In population genetics, the branch of biology concerned with the evolution of the genetic composition of populations, models relative to ancestral structures have proven to be invaluable tools of research. In particular, in the case of so–called genic selection, the ancestral selection graph (ASG) has provided great insight into the type-frequency evolution of a population, both backwards and forwards in time. The aim of this thesis is to capitalize on these ideas further in order to tackle the case of mutation and frequency–dependent selection, which we represent as an analytic function of the current type–frequency. This endeavor proves immediately satisfactory only under some particular selective regimes, which we denote as *nonlinear dominance*, and represent with two different Moran models, which will turn out to be equivalent. For this type of selection, we are able to the develop a corresponding killed and pruned lookdown ASG, obtaining results about the asymptotic behaviour of the type-frequency of the population at the current time and in the past. In particular, we connect these processes to the Moran model and a relative thereof through (factorial) moment duality. All the results are then extended to the diffusion limit.
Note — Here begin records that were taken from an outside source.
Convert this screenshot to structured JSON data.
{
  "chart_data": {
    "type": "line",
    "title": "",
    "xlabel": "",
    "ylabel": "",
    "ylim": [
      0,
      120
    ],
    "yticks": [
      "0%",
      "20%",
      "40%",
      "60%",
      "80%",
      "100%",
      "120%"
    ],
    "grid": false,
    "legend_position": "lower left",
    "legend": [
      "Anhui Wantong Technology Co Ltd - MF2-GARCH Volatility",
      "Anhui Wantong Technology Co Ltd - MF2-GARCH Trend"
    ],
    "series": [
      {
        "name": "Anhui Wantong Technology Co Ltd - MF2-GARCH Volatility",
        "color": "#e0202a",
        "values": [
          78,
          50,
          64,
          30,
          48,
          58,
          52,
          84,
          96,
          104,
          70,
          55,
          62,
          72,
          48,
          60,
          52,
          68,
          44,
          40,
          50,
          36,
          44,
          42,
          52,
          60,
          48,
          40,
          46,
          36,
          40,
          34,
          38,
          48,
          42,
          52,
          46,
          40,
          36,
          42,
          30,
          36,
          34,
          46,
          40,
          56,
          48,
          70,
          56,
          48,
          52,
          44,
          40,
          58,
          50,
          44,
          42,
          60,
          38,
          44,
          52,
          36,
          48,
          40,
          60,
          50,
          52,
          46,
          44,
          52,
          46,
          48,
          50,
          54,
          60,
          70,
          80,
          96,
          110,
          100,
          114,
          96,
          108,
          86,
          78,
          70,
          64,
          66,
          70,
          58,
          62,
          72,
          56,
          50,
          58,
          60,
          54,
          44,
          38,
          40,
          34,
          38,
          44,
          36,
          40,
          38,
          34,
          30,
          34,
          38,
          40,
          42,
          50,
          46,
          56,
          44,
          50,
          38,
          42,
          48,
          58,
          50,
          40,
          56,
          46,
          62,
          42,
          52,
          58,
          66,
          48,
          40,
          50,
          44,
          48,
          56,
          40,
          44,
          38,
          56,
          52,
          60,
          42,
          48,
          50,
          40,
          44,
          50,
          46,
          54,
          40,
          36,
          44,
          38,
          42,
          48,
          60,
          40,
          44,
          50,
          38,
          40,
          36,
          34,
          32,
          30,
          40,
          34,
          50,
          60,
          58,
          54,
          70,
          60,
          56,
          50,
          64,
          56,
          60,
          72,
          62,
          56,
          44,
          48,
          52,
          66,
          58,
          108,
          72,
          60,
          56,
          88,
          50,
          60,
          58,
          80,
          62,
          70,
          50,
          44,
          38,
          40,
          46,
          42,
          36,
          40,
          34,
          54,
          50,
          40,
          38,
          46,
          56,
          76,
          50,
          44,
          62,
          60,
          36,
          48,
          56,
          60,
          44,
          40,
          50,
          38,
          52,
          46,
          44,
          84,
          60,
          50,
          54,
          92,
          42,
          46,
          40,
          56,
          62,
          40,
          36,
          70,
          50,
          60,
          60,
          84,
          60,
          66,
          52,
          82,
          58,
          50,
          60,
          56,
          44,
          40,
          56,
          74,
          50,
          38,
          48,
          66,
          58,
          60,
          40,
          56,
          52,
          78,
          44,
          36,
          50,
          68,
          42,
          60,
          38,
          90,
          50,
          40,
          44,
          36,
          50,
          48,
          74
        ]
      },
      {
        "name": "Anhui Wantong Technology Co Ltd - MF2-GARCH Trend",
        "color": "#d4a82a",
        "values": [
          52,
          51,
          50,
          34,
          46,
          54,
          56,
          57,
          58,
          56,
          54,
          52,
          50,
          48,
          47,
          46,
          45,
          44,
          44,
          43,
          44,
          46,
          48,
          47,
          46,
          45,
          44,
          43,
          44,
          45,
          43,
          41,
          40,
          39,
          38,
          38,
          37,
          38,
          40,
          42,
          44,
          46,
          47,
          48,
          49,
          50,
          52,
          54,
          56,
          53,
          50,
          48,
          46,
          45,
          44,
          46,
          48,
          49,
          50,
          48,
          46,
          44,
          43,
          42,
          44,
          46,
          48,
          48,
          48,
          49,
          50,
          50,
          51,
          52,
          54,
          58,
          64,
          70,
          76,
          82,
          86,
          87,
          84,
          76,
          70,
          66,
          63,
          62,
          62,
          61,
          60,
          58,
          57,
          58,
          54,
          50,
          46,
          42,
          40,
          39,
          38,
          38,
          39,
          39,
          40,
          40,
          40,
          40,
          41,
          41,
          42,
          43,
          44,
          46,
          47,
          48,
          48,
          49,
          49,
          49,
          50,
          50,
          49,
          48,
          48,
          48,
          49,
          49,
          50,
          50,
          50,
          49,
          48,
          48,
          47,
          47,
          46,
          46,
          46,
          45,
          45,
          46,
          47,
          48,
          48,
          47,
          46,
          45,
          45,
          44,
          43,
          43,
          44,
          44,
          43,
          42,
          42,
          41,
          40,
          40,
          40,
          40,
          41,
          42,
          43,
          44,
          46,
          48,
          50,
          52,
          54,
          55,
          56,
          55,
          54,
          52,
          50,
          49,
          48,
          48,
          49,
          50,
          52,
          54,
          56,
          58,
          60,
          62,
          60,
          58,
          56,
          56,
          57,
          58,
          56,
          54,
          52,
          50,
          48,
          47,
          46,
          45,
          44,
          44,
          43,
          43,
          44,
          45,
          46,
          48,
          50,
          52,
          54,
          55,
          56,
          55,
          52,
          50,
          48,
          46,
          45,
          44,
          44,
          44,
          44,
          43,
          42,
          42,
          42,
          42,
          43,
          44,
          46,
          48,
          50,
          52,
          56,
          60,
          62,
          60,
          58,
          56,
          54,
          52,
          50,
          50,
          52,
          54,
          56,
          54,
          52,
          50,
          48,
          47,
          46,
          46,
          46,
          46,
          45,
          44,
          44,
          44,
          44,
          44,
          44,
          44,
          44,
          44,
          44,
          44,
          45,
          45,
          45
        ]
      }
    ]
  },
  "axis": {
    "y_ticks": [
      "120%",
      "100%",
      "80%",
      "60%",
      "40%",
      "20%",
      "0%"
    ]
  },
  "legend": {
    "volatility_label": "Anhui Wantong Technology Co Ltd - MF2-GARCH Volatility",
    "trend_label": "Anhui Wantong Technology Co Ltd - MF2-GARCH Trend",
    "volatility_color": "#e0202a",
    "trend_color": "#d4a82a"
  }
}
Outside the regime of nonlinear dominance, we ostensively show that the previously used methods are not effective. Nevertheless, we exploit the graphical intuition provided by the ASG to define a continuous-time Markov chain, the *(monomial) coefficient process*, parallel to the Bernstein coefficient process by Cordero, Hummel and Schertzer [CHS22]. We show the connection of this object with the diffusion limit of the Moran model with polynomial frequency–dependent selection, mutation and large offspring events through a new duality. We show the potential of this approach by obtaining a first result under appropriate parameter conditions, which we expect to be sharpened by forthcoming research.